Low occupancy ratio using texture memory Image correlation using texture memory


I have written a kernel for a GeForce 8800 GT card implementing a 2D image convolution (actually correalation) with the image residing in texture memory and the filter coefficients in constant memory. The image is segmented into blocks where each thread computes 1 output pixel (computing the inner product between coefficients and pixel values) in an O(n^2), usually n=15, serial loop-structure.

No matter how many threads I assign to each block (thereby also how many blocks I commence), the occupancy as computed with the visual profiler never exceeds 50%. This sounds really low for a problem which is so inherently parallel.

My question is, how can this be? Is it because of read conflicts to the texture memory, the amount of serialism in each thead or something different? I have seen that NVidia has published a white paper on 2D image convolution utilizing shared memory instead of texture memory. Is this really so much faster than texture memory in this case, where so much of the same data is used by all threads.

Thanks in advance for any comments.

Occupancy has nothing to do with how “inherently parallel” an algorithm is.

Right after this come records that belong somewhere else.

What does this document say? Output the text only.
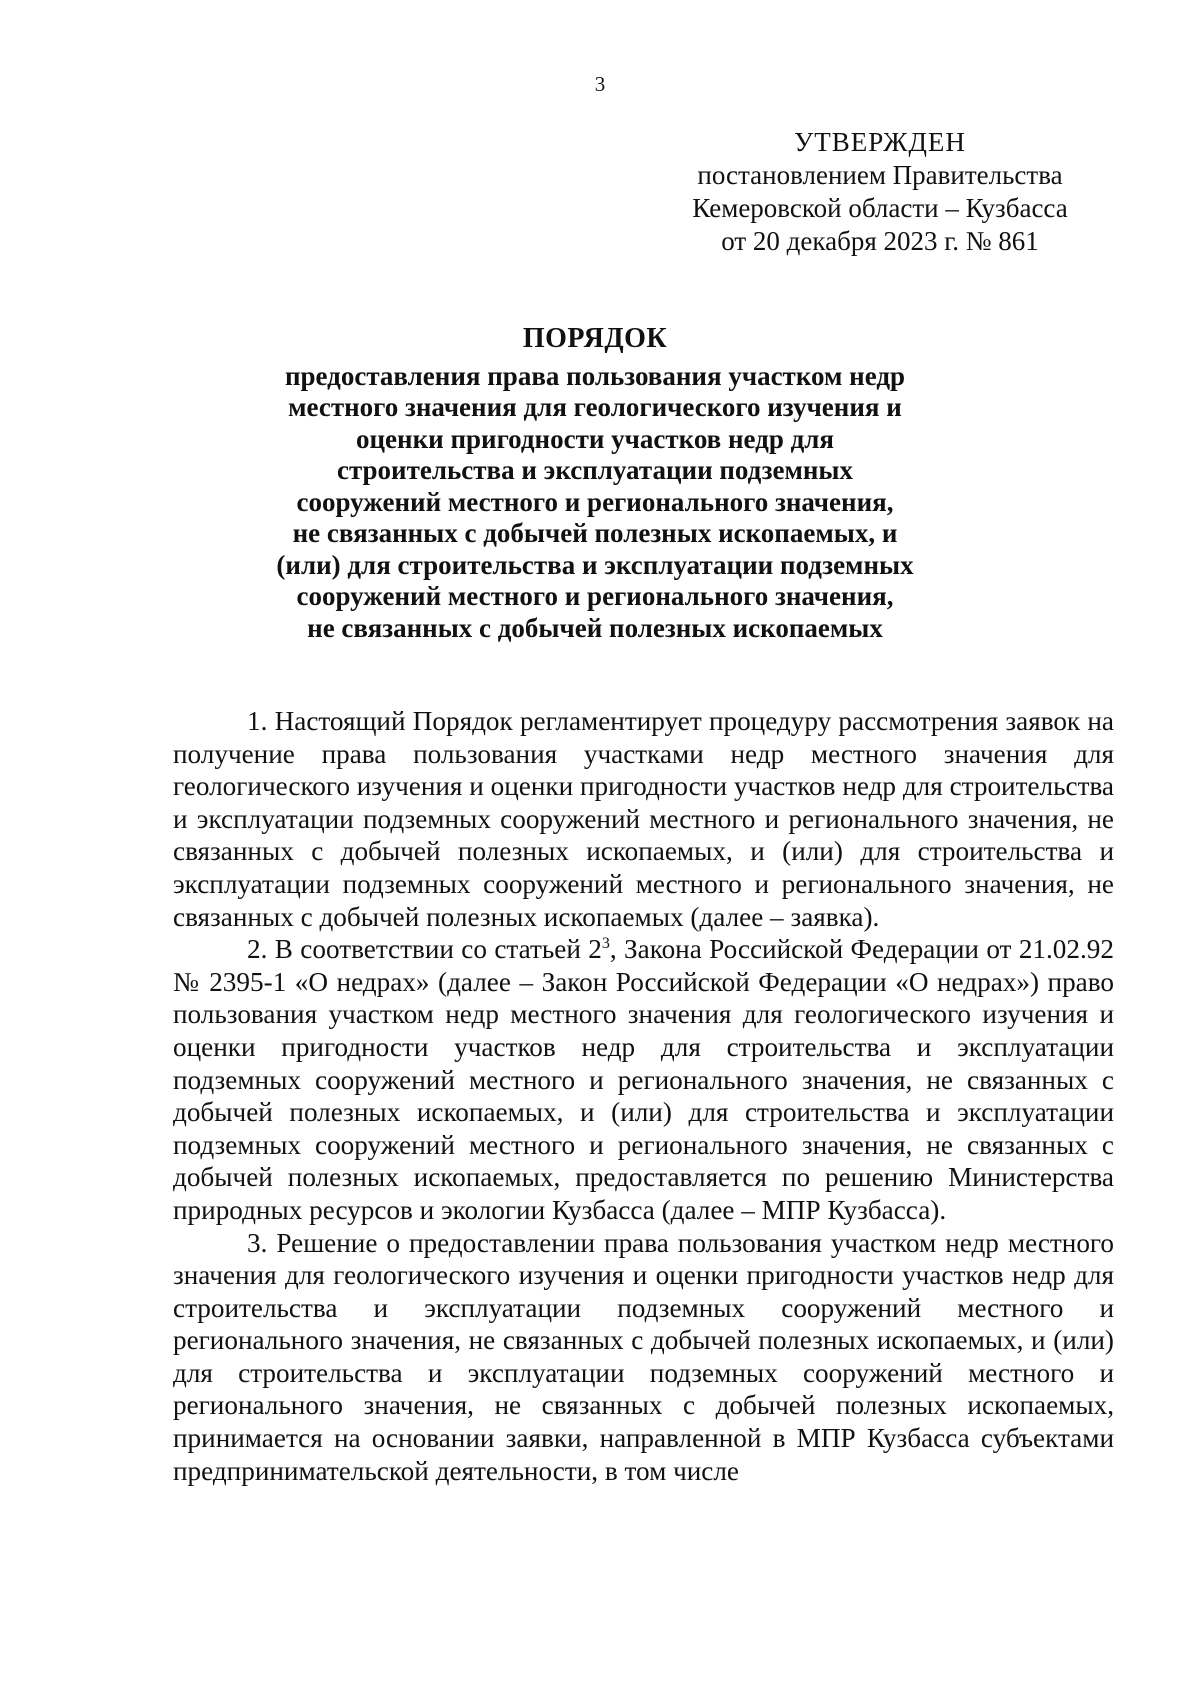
3
УТВЕРЖДЕН
постановлением Правительства
Кемеровской области – Кузбасса
от 20 декабря 2023 г. № 861
ПОРЯДОК
предоставления права пользования участком недр
местного значения для геологического изучения и
оценки пригодности участков недр для
строительства и эксплуатации подземных
сооружений местного и регионального значения,
не связанных с добычей полезных ископаемых, и
(или) для строительства и эксплуатации подземных
сооружений местного и регионального значения,
не связанных с добычей полезных ископаемых

1. Настоящий Порядок регламентирует процедуру рассмотрения заявок на получение права пользования участками недр местного значения для геологического изучения и оценки пригодности участков недр для строительства и эксплуатации подземных сооружений местного и регионального значения, не связанных с добычей полезных ископаемых, и (или) для строительства и эксплуатации подземных сооружений местного и регионального значения, не связанных с добычей полезных ископаемых (далее – заявка).

2. В соответствии со статьей $2^3$, Закона Российской Федерации от 21.02.92 № 2395-1 «О недрах» (далее – Закон Российской Федерации «О недрах») право пользования участком недр местного значения для геологического изучения и оценки пригодности участков недр для строительства и эксплуатации подземных сооружений местного и регионального значения, не связанных с добычей полезных ископаемых, и (или) для строительства и эксплуатации подземных сооружений местного и регионального значения, не связанных с добычей полезных ископаемых, предоставляется по решению Министерства природных ресурсов и экологии Кузбасса (далее – МПР Кузбасса).

3. Решение о предоставлении права пользования участком недр местного значения для геологического изучения и оценки пригодности участков недр для строительства и эксплуатации подземных сооружений местного и регионального значения, не связанных с добычей полезных ископаемых, и (или) для строительства и эксплуатации подземных сооружений местного и регионального значения, не связанных с добычей полезных ископаемых, принимается на основании заявки, направленной в МПР Кузбасса субъектами предпринимательской деятельности, в том числе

It is related only to the number of registers and amount of shared memory used in the kernel.

And 50% is a pretty good occupancy, especially for a bandwidth bound kernel. Typically, a boost from 50% to 66% occupancy only increases performance a few percent. A further boost to 100% occupancy rarely increases performance further from that.

Using shared memory is ideal to texture memory because each pixel is guaranteed to only be read from global memory once. With the texture memory, you are at the mercy of the small cache size so each pixel is being read from the slow global memory many times.

Since you are only computing inner products, your kernel is most certainly bandwidth bound and all of your threads are almost always waiting for memory reads anyways. Increasing the occupancy only increases the number of threads that can be waiting at the same time.

I agree, IMO absolutely make sure you have at least 30% occupancy, after that optimizing other things is likely to be a better use of your time (just my experience, mostly with operations involving matrices).

Look at the register usage though, maybe it is quite high (in most cases I try to stay under 16), which can be much improved by making rarely accessed things (e.g. the size variable if you have

for (i = 0; i < size; i++)

as your outer loop) a “volatile shared” variable.